Digital Preservation Analyst for Research Data Curation; Chronopolis Program Manager
University of California, San Diego
Associate University Librarian for Digital Strategies
Many institutions have established digital repository systems in order to preserve the valuable scholarship and cultural heritage that is either generated or collected by their constituencies. In addition, many of these same organizations have distributed copies of these materials to various locations in order to mitigate the risks associated with lack of geographic diversity, lack of technological diversity, and loss of data related to human activities and systems failures. Services like APTrust, LOCKSS, DPN, and Chronopolis have developed to provide this geographical diversity.

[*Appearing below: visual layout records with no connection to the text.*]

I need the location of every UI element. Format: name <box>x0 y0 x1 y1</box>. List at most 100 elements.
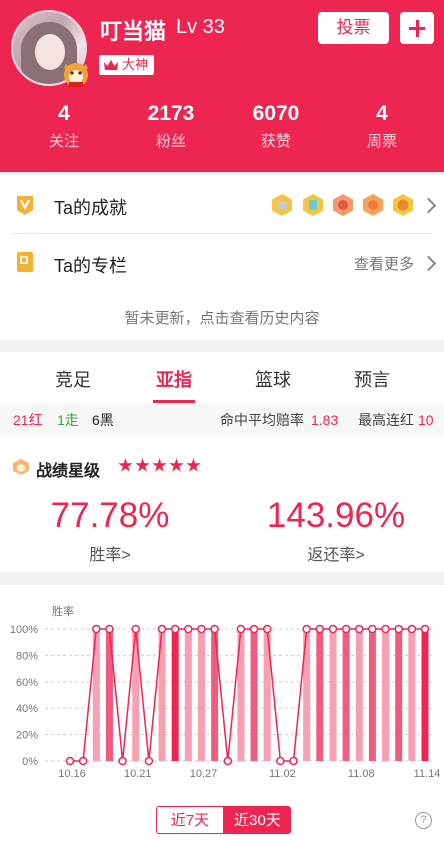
data-point <box>420 624 430 634</box>
tab-jingzu[interactable]: 竞足 <box>38 366 108 392</box>
data-point <box>355 624 364 634</box>
record-bar: 21红 1走 6黑 命中平均赔率 1.83 最高连红 10 <box>0 404 444 436</box>
y-tick-label: 20% <box>16 730 38 742</box>
tiger-mascot-icon <box>64 63 88 87</box>
data-point <box>197 624 206 634</box>
bar <box>171 629 179 761</box>
rating-title: 战绩星级 <box>36 463 101 480</box>
stat-label: 粉丝 <box>155 133 186 150</box>
rating-stars <box>118 458 201 473</box>
bar <box>382 629 390 761</box>
profile-header: 叮当猫 Lv 33 大神 投票 4 关注 2173 粉丝 6070 获赞 4 周… <box>0 0 444 172</box>
star-icon <box>118 458 133 472</box>
avg-odds-value: 1.83 <box>311 412 339 428</box>
y-tick-label: 100% <box>10 624 38 636</box>
x-tick-label: 11.02 <box>269 768 296 780</box>
data-point <box>381 624 390 634</box>
active-tab-indicator <box>153 400 195 403</box>
range-30-days-button[interactable]: 近30天 <box>224 806 291 834</box>
username: 叮当猫 <box>100 19 167 44</box>
star-icon <box>135 458 150 472</box>
x-tick-label: 10.21 <box>124 768 152 780</box>
streak-label: 最高连红 <box>358 412 414 428</box>
badge-label: 大神 <box>122 57 149 72</box>
data-point <box>223 756 233 766</box>
bar <box>408 629 416 761</box>
data-point <box>249 624 259 634</box>
bar <box>250 629 258 761</box>
data-point <box>184 624 193 634</box>
tab-basketball[interactable]: 篮球 <box>238 366 308 392</box>
bar <box>329 629 337 761</box>
achievement-medal-5-icon <box>393 194 413 216</box>
vote-button[interactable]: 投票 <box>318 12 389 44</box>
achievement-medal-1-icon <box>272 194 292 216</box>
y-axis-label: 胜率 <box>52 604 74 618</box>
stat-following[interactable]: 4 关注 <box>19 102 109 151</box>
win-rate-chart: 胜率 0% 20% 40% 60% 80% 100% 10.16 10.21 10.27 11.02… <box>10 604 441 780</box>
stat-value: 4 <box>376 102 388 125</box>
achievement-medal-4-icon <box>363 194 383 216</box>
stat-weekly-votes[interactable]: 4 周票 <box>337 102 427 151</box>
user-level: Lv 33 <box>176 16 225 38</box>
master-badge: 大神 <box>99 55 155 75</box>
win-rate-value: 77.78% <box>50 496 170 535</box>
x-tick-label: 11.14 <box>414 768 441 780</box>
data-point <box>78 756 88 766</box>
bar <box>355 629 363 761</box>
bar <box>342 629 350 761</box>
avg-odds-label: 命中平均赔率 <box>220 412 304 428</box>
x-tick-label: 11.08 <box>348 768 375 780</box>
crown-icon <box>104 60 118 70</box>
data-point <box>276 756 285 766</box>
data-point <box>236 624 246 634</box>
bar <box>197 629 205 761</box>
data-point <box>210 624 219 634</box>
column-empty-hint[interactable]: 暂未更新，点击查看历史内容 <box>0 307 444 328</box>
stat-fans[interactable]: 2173 粉丝 <box>126 102 216 151</box>
achievements-title: Ta的成就 <box>54 198 128 218</box>
record-red: 21红 <box>13 412 43 428</box>
achievement-medal-3-icon <box>333 194 353 216</box>
y-tick-label: 0% <box>22 756 38 768</box>
stat-value: 2173 <box>147 102 195 125</box>
bar <box>421 629 429 761</box>
y-tick-label: 60% <box>16 677 38 689</box>
bar <box>316 629 324 761</box>
streak-value: 10 <box>418 412 434 428</box>
data-point <box>65 756 75 766</box>
return-rate-link[interactable]: 返还率> <box>236 541 436 565</box>
tab-prediction[interactable]: 预言 <box>337 366 407 392</box>
x-tick-label: 10.16 <box>58 768 86 780</box>
stat-value: 6070 <box>252 102 300 125</box>
see-more-link[interactable]: 查看更多 <box>354 253 414 274</box>
star-icon <box>169 458 184 472</box>
data-point <box>157 624 167 634</box>
win-rate-link[interactable]: 胜率> <box>10 541 210 565</box>
stat-label: 关注 <box>48 133 79 150</box>
range-7-days-button[interactable]: 近7天 <box>156 806 224 834</box>
tab-yazhi[interactable]: 亚指 <box>139 366 209 392</box>
x-tick-label: 10.27 <box>190 768 218 780</box>
stat-likes[interactable]: 6070 获赞 <box>231 102 321 151</box>
data-point <box>394 624 403 634</box>
return-rate-value: 143.96% <box>266 496 406 535</box>
star-icon <box>186 458 201 472</box>
column-icon <box>17 252 33 272</box>
data-point <box>105 624 114 634</box>
data-point <box>302 624 311 634</box>
y-tick-label: 40% <box>16 703 38 715</box>
data-point <box>144 756 154 766</box>
star-icon <box>152 458 167 472</box>
data-point <box>262 624 272 634</box>
y-tick-label: 80% <box>16 650 38 662</box>
help-icon[interactable]: ? <box>415 812 432 829</box>
rating-cube-icon <box>13 459 29 475</box>
bar <box>184 629 192 761</box>
record-black: 6黑 <box>92 412 114 428</box>
follow-plus-button[interactable] <box>400 12 434 44</box>
achievement-medal-2-icon <box>303 194 323 216</box>
data-point <box>131 624 140 634</box>
data-point <box>170 624 180 634</box>
record-draw: 1走 <box>57 412 79 428</box>
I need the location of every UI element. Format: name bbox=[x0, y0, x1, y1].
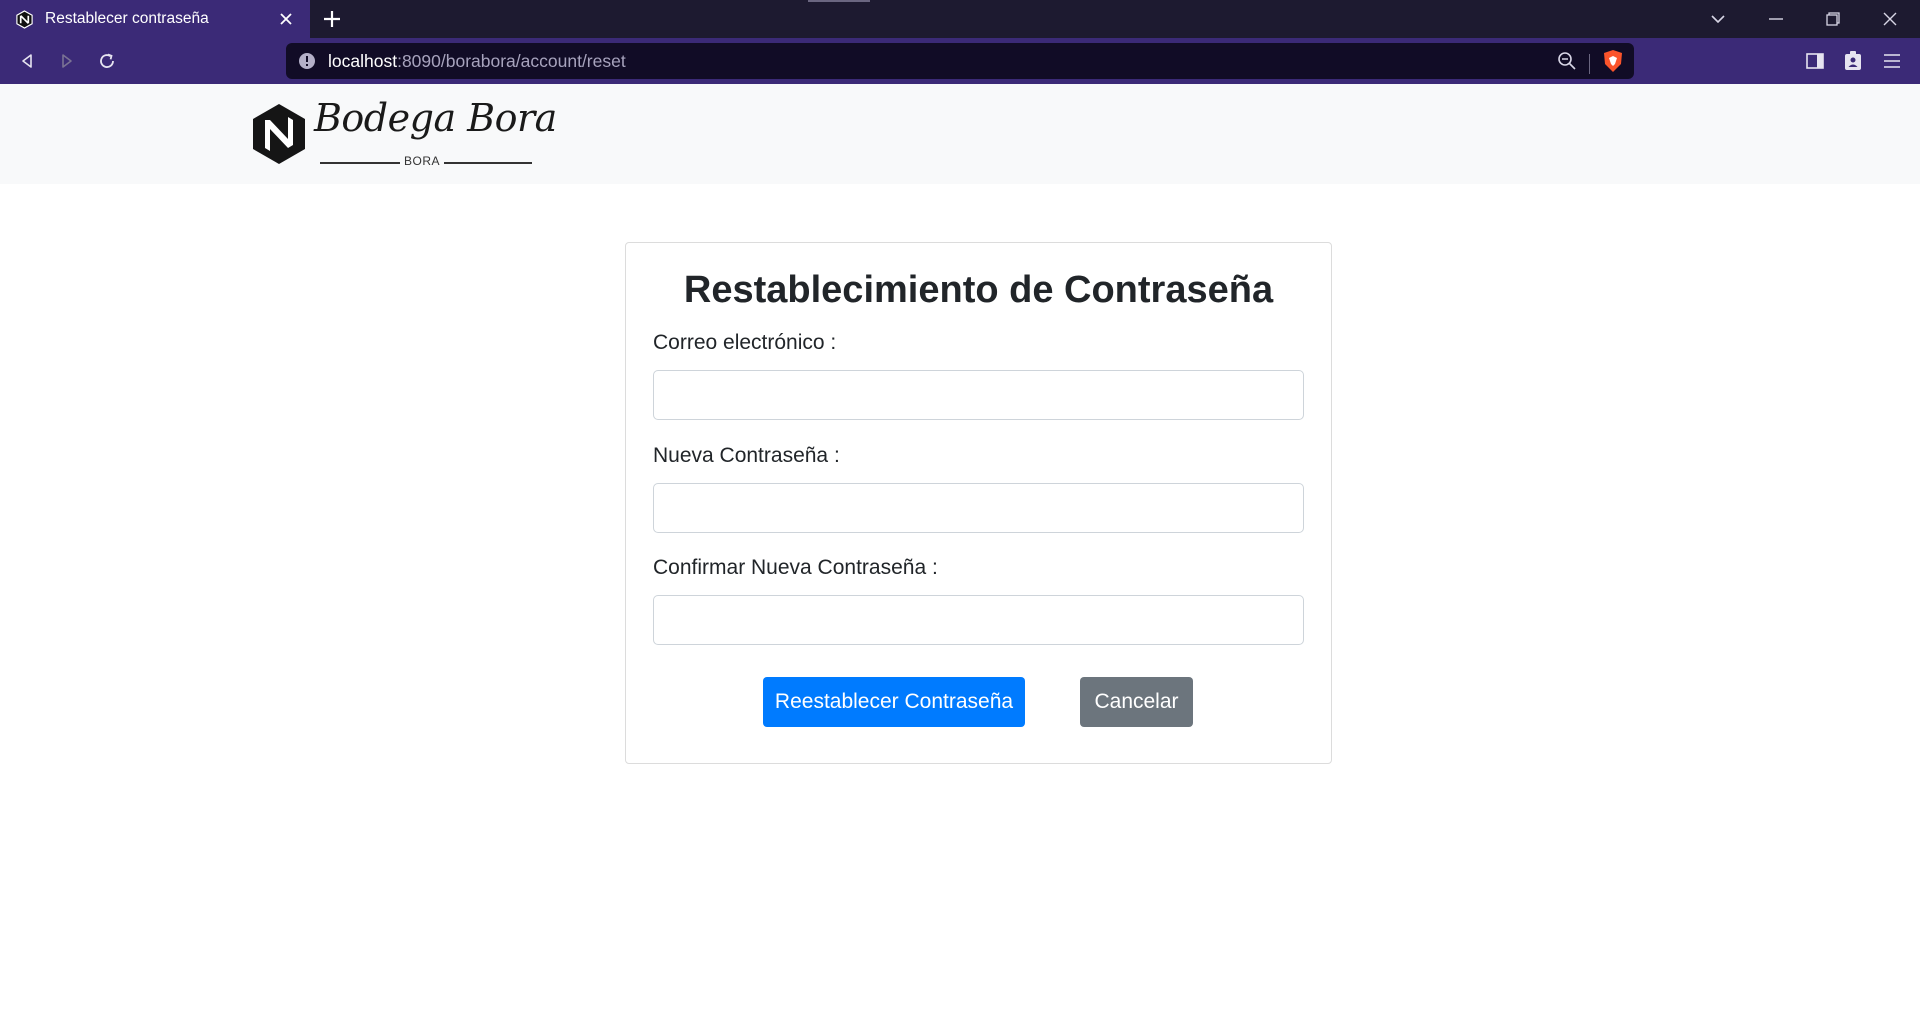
minimize-icon[interactable] bbox=[1748, 0, 1804, 38]
browser-toolbar: localhost:8090/borabora/account/reset bbox=[0, 38, 1920, 84]
address-bar[interactable]: localhost:8090/borabora/account/reset bbox=[286, 43, 1634, 79]
browser-tab-active[interactable]: Restablecer contraseña bbox=[0, 0, 310, 38]
email-label: Correo electrónico : bbox=[653, 331, 837, 354]
page-title: Restablecimiento de Contraseña bbox=[683, 269, 1274, 311]
drag-indicator bbox=[808, 0, 870, 2]
new-tab-plus-icon[interactable] bbox=[320, 7, 344, 31]
brave-shields-icon[interactable] bbox=[1602, 49, 1624, 78]
logo-rule-left bbox=[320, 162, 400, 164]
tab-title: Restablecer contraseña bbox=[45, 10, 209, 27]
address-bar-actions bbox=[1557, 49, 1624, 78]
cancel-button[interactable]: Cancelar bbox=[1080, 677, 1193, 727]
logo-hexagon-icon bbox=[253, 104, 305, 164]
restore-window-icon[interactable] bbox=[1805, 0, 1861, 38]
back-icon[interactable] bbox=[12, 46, 42, 76]
reset-password-button[interactable]: Reestablecer Contraseña bbox=[763, 677, 1025, 727]
url-host: localhost bbox=[328, 50, 398, 71]
url-path: :8090/borabora/account/reset bbox=[397, 50, 626, 71]
reload-icon[interactable] bbox=[92, 46, 122, 76]
confirm-password-label: Confirmar Nueva Contraseña : bbox=[653, 556, 938, 579]
new-password-label: Nueva Contraseña : bbox=[653, 444, 840, 467]
site-header: Bodega Bora BORA bbox=[0, 84, 1920, 184]
url-text[interactable]: localhost:8090/borabora/account/reset bbox=[328, 51, 626, 72]
sidebar-icon[interactable] bbox=[1800, 46, 1830, 76]
wallet-icon[interactable] bbox=[1838, 46, 1868, 76]
close-window-icon[interactable] bbox=[1862, 0, 1918, 38]
browser-titlebar: Restablecer contraseña bbox=[0, 0, 1920, 38]
site-info-icon[interactable] bbox=[298, 52, 316, 70]
email-field[interactable] bbox=[653, 370, 1304, 420]
confirm-password-field[interactable] bbox=[653, 595, 1304, 645]
site-logo[interactable]: Bodega Bora BORA bbox=[250, 96, 557, 168]
new-password-field[interactable] bbox=[653, 483, 1304, 533]
tab-search-chevron-icon[interactable] bbox=[1690, 0, 1746, 38]
forward-icon[interactable] bbox=[52, 46, 82, 76]
zoom-icon[interactable] bbox=[1557, 51, 1577, 76]
logo-wordmark: Bodega Bora bbox=[314, 96, 557, 140]
reset-password-card: Restablecimiento de Contraseña Correo el… bbox=[625, 242, 1332, 764]
divider bbox=[1589, 53, 1590, 74]
menu-hamburger-icon[interactable] bbox=[1877, 46, 1907, 76]
logo-subtext: BORA bbox=[404, 154, 441, 168]
tab-close-icon[interactable] bbox=[276, 9, 296, 29]
site-favicon-icon bbox=[15, 9, 34, 29]
logo-rule-right bbox=[444, 162, 532, 164]
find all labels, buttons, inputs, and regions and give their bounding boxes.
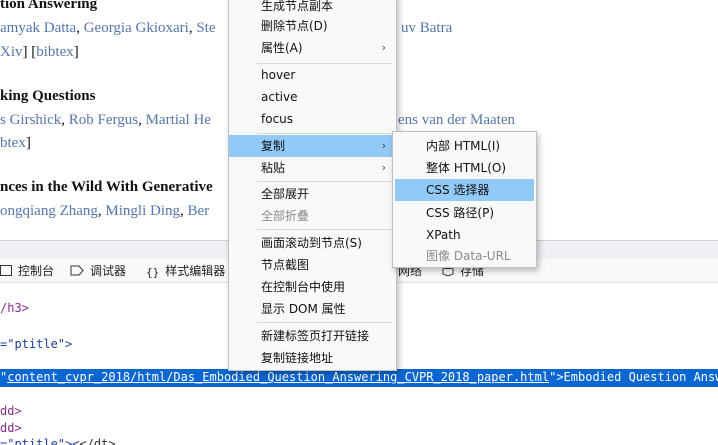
bibtex-link[interactable]: bibtex	[36, 44, 74, 60]
tab-console[interactable]: 控制台	[0, 259, 54, 283]
href-link[interactable]: content_cvpr_2018/html/Das_Embodied_Ques…	[7, 370, 549, 384]
menu-separator	[257, 229, 392, 230]
menu-item-collapse-all: 全部折叠	[261, 209, 310, 223]
menu-item-copy-image-data-url: 图像 Data-URL	[426, 249, 511, 263]
debugger-icon	[70, 265, 84, 276]
paper-title-3[interactable]: nces in the Wild With Generative	[0, 179, 213, 196]
menu-item-hover[interactable]: hover	[229, 64, 396, 86]
menu-item-copy-xpath[interactable]: XPath	[393, 224, 536, 246]
menu-item-copy-outer-html[interactable]: 整体 HTML(O)	[393, 157, 536, 179]
author-link[interactable]: Mingli Ding	[105, 203, 180, 219]
menu-item-copy-inner-html[interactable]: 内部 HTML(I)	[393, 135, 536, 157]
menu-item-open-link-new-tab[interactable]: 新建标签页打开链接	[229, 325, 396, 347]
menu-item-expand-all[interactable]: 全部展开	[229, 183, 396, 205]
paper-title-1[interactable]: tion Answering	[0, 0, 97, 13]
menu-item-show-dom-properties[interactable]: 显示 DOM 属性	[229, 298, 396, 320]
menu-item-scroll-into-view[interactable]: 画面滚动到节点(S)	[229, 232, 396, 254]
tab-style-editor[interactable]: {} 样式编辑器	[146, 259, 225, 283]
menu-item-copy-css-selector[interactable]: CSS 选择器	[395, 179, 534, 201]
bibtex-link[interactable]: btex	[0, 135, 26, 151]
menu-item-paste[interactable]: 粘贴 ›	[229, 157, 396, 179]
menu-item-copy-link-address[interactable]: 复制链接地址	[229, 347, 396, 369]
author-link[interactable]: Ste	[196, 20, 215, 36]
copy-submenu: 内部 HTML(I) 整体 HTML(O) CSS 选择器 CSS 路径(P) …	[392, 131, 537, 268]
chevron-right-icon: ›	[381, 139, 386, 152]
chevron-right-icon: ›	[381, 41, 386, 54]
markup-line[interactable]: ="ptitle">	[0, 337, 72, 351]
style-editor-icon: {}	[146, 266, 160, 279]
author-link[interactable]: Rob Fergus	[69, 112, 138, 128]
menu-item-focus[interactable]: focus	[229, 108, 396, 130]
author-link[interactable]: uv Batra	[401, 20, 452, 36]
console-icon	[0, 265, 12, 276]
selected-markup-line[interactable]: "content_cvpr_2018/html/Das_Embodied_Que…	[0, 369, 718, 387]
author-link[interactable]: ongqiang Zhang	[0, 203, 98, 219]
markup-line[interactable]: dd>	[0, 404, 22, 418]
markup-line[interactable]: /h3>	[0, 301, 29, 315]
arxiv-link[interactable]: Xiv	[0, 44, 23, 60]
author-link[interactable]: s Girshick	[0, 112, 61, 128]
paper-authors-3: ongqiang Zhang, Mingli Ding, Ber	[0, 203, 210, 219]
paper-authors-2-tail: ens van der Maaten	[398, 112, 515, 129]
chevron-right-icon: ›	[381, 161, 386, 174]
menu-item-screenshot-node[interactable]: 节点截图	[229, 254, 396, 276]
markup-line[interactable]: dd>	[0, 421, 22, 435]
paper-authors-1-tail: uv Batra	[401, 20, 452, 37]
menu-separator	[257, 322, 392, 323]
markup-line[interactable]: ="ptitle"><</dt>	[0, 437, 116, 445]
author-link[interactable]: Ber	[188, 203, 210, 219]
context-menu: 生成节点副本 删除节点(D) 属性(A) › hover active focus…	[228, 0, 397, 371]
menu-item-attributes[interactable]: 属性(A) ›	[229, 37, 396, 59]
author-link[interactable]: amyak Datta	[0, 20, 76, 36]
author-link[interactable]: Georgia Gkioxari	[84, 20, 189, 36]
menu-item-active[interactable]: active	[229, 86, 396, 108]
menu-separator	[257, 133, 392, 134]
menu-separator	[257, 181, 392, 182]
paper-title-2[interactable]: king Questions	[0, 88, 95, 105]
tab-debugger[interactable]: 调试器	[70, 259, 126, 283]
author-link[interactable]: ens van der Maaten	[398, 112, 515, 128]
paper-authors-1: amyak Datta, Georgia Gkioxari, Ste	[0, 20, 216, 36]
author-link[interactable]: Martial He	[146, 112, 211, 128]
menu-item-copy[interactable]: 复制 ›	[229, 135, 396, 157]
menu-item-copy-css-path[interactable]: CSS 路径(P)	[393, 202, 536, 224]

As these services have matured, the problem of tracking data from a local repository to a distributed preservation service has not been resolved. Northwestern University and the University of California, San Diego were awarded an Institute of Museum and Library Services Planning Grant (LG-72-16-0135-16) to explore the integration between local repositories and distributed digital preservation systems. This grant seeks to answer questions like, “How does one curate objects to ingest into a long-term dark preservation system?” as well as questions regarding managing multiple copies and versions of digital objects in multiple systems and the implications of varying storage structures on data restoration. To uncover answers, the grant team distributed a survey and also conducted a series of in-depth interviews with cultural heritage institutions. This talk will describe the findings from both, highlighting results regarding criteria used in curation decisions, versioning practices, common workflows and workarounds, and the use (or not) of preservation policies.